(Continued) Pumping subgrade, but passing compaction tests?

[GGGGeo]

thread158-324442

This is a very interesting subject. Not too many books discuss about identifying and/or dealing with "pumping" of subgrade soils, as well as the technical reason(s) of the phenomenon (may be excessive pore pressure, particular soil grain, or pumping soils situated over dense soils, etc.).

If these pumping soils can not be identified in field investigation and described in the soil report, adding "bridging" materials during grading could sometimes significantly increase costs which definitely not come from contractors. One job 2 feet think of 1-in rock were used to bridge the pumping soils (since 2-in gravel is considered as ballast which become special order) but still not worked, a site can only be stabilized by mixing with cement.

Could any knowledgeable person can share his/her knowledge on how to identify potential "pumping" soils during the geotechnical field investigation or share a direction of any technical papers discussed of this pumping soils?

Thanks a lot in advance!

 

[oldestguy]

If you keep the vehicles off it, there is no "pumping". Typically heavy in silt content and fully saturated is a key that disturbance is likely to result in this TEMPORARY condition. Trucks take different "tracks". Back and forth of tracked excavators also to be avoided. Let it rest (maybe over night) and place base course or other material with as little disturbance as possible, by thick layers. Changing methods such as lighter equipment maybe needed. When I'd get a call from a contractor about the unstable mess he had, I usually said "get yo ur front end loader out of there". The reply generally was "How did you know that".

 

[Ron]

Pumping is a common phenomenon in many soil types, particularly relatively fine cohesionless soils. The primary reason is excessive pore pressure. Loading happens faster than the pore pressure can dissipate, thus a hydraulic pressure response takes the load. Since that hydraulic pressure has a poorly defined constraint barrier (it depends on the permeability of the material), the whole mass can move in a "wave", thus pumping.
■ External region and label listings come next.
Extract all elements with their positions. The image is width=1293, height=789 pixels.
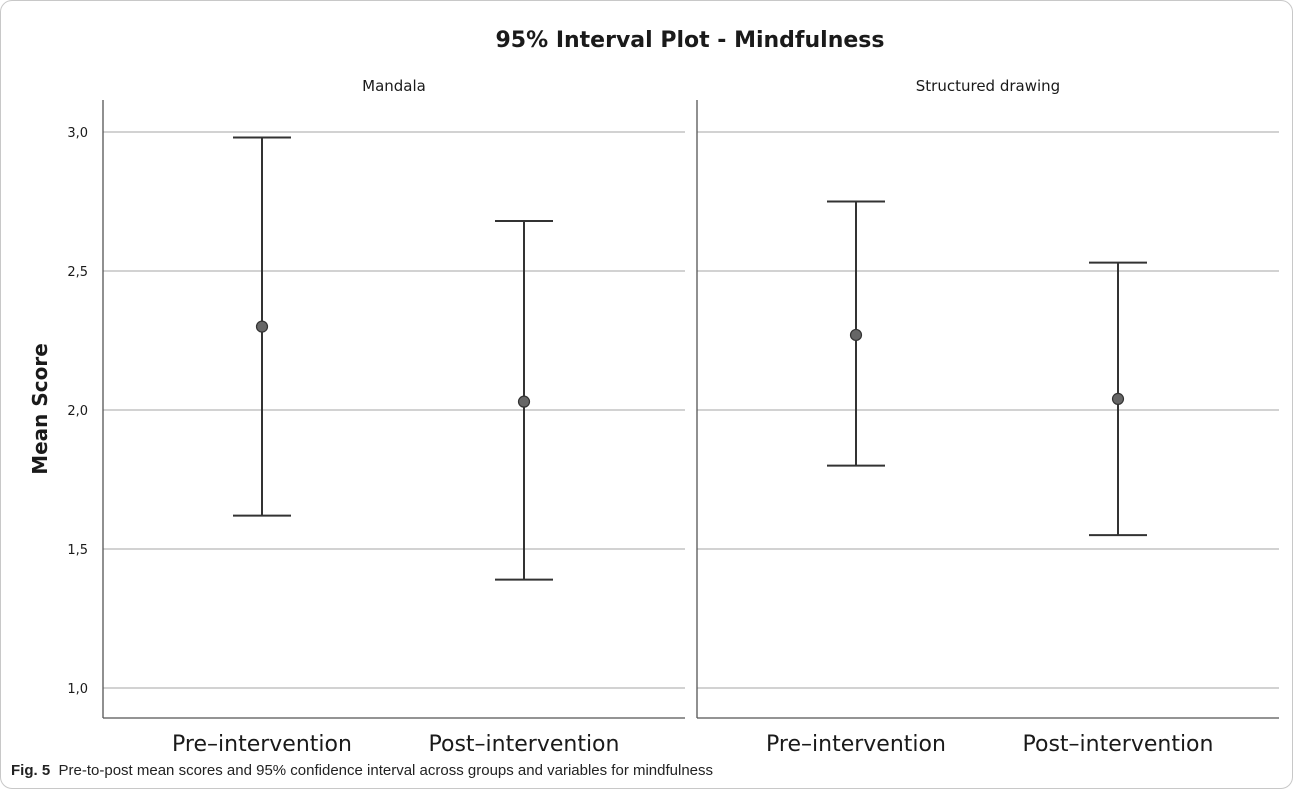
caption-label: Fig. 5 (11, 762, 51, 779)
mean-point (255, 320, 269, 333)
x-tick-label: Post–intervention (429, 732, 620, 757)
mean-point (849, 328, 863, 342)
mean-point (1111, 392, 1125, 405)
mean-point (517, 395, 531, 408)
y-tick-label: 2,0 (67, 404, 88, 419)
y-tick-label: 1,5 (67, 543, 88, 558)
x-tick-label: Pre–intervention (172, 732, 352, 757)
y-tick-label: 1,0 (67, 682, 88, 697)
y-tick-label: 3,0 (67, 126, 88, 141)
panel-title: Structured drawing (916, 77, 1060, 95)
interval-plot: 95% Interval Plot - Mindfulness Mean Sco… (28, 28, 1279, 757)
figure-caption: Fig. 5 Pre-to-post mean scores and 95% c… (11, 762, 713, 779)
y-tick-label: 2,5 (67, 265, 88, 280)
y-axis-label: Mean Score (28, 343, 52, 475)
caption-text: Pre-to-post mean scores and 95% confiden… (58, 762, 714, 779)
x-tick-label: Post–intervention (1023, 732, 1214, 757)
chart-title: 95% Interval Plot - Mindfulness (496, 28, 885, 53)
panel-title: Mandala (362, 77, 426, 95)
x-tick-label: Pre–intervention (766, 732, 946, 757)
Loaded, rubber-tired vehicles will readily show pumping conditions. We routinely recommend "proof rolling" with either a rubber-tired vehicle (loaded dump truck or front loader, for instance), or a vibratory compactor.

You can alleviate the poor pressure by several means. You can wait for the moisture in the soil to reduce (slow process) or you can reduce the applied compactive effort to allow dissipation to occur during the loading. This will result in longer compaction times, but is usually effective. If you can achieve compaction in lower depths, you can do as OG recommended and increase the lift height of material prior to compaction. Another effective method is to till or disc the soil to aerate it and reduce moisture.

 

[fattdad]

a clean, poorly-graded sand (or crushed rock), will often yield free water at or near optimum water content (i.e., from the proctor in the lab). In the field, the compaction of lift 3 over lift 2 will result in water draining out of lift 3 and into lift 2. If the contractor is using a vibratory compactor, the density of lift 2 (i.e., when lift 3 is being compacted) will not remain stable, 'cause water is draining out of lift 3 and lift 2 is feeling the overlying compactive effort. So, lift 3 is great, but lift 2 and maybe even lift 1 just got all screwed up.

Delivering specified materials to the owner is the contractor's job. The contractor owns means and methods.

f-d

ípapß gordo ainÆt no madre flaca!

 

[BUGGAR]

The problem I've experienced is the contractor bringing in different material without a Proctor. A good person on-site is worth whatever the cost.

 

[GGGGeo]

Thanks to all your valuable inputs: "oldestguy" suggestion- "get that front end loader out of there". "Ron" always provides detail suggestions: increase lift thickness and drying method did work before. I did experience conditions described by "fattdad", and the lift 3 was the most expensive aggregate base (cracking, heaving, and probing through easily but nuc results still show 95%).

Nowadays, more cases that the field technician is hired by contractor. When the subgrade soils cracked, heave, probed for 24 inches deep, but tested as 90-95%, the owner's soil engineer will need to ready himself/herself to answer questions from the owner, contractor, and field technician (and his/her engineer). When a soil engineer proposes one of above recommendations, he/she is on his own and pray for that mitigation works.

Using "bridge" material (most cases not called out in soil report), specify particular equipment (rental cost), left to dry out (extend construction duration) will all have cost involved. If jobs is for paving, leave it as-is and increase road base and asphalt left may work but everyone will look at you with doubt. Soil engineer needs to be on-site to watch how it was done. Nevertheless, this "leave it" option may not work for footing excavation.

I did notice that most cases were red-orange-brown very fine silty sand/sandy silt near optimum moisture content in the field and underlain by either1) high groundwater (suck up water) or (2) underlain by hard impervious soils such as highly weathered bedrock or hard clay (so these upper near wet soils are "rolling" within this "bowls" and moisture was squeezed out by compaction but no where to be dissipated).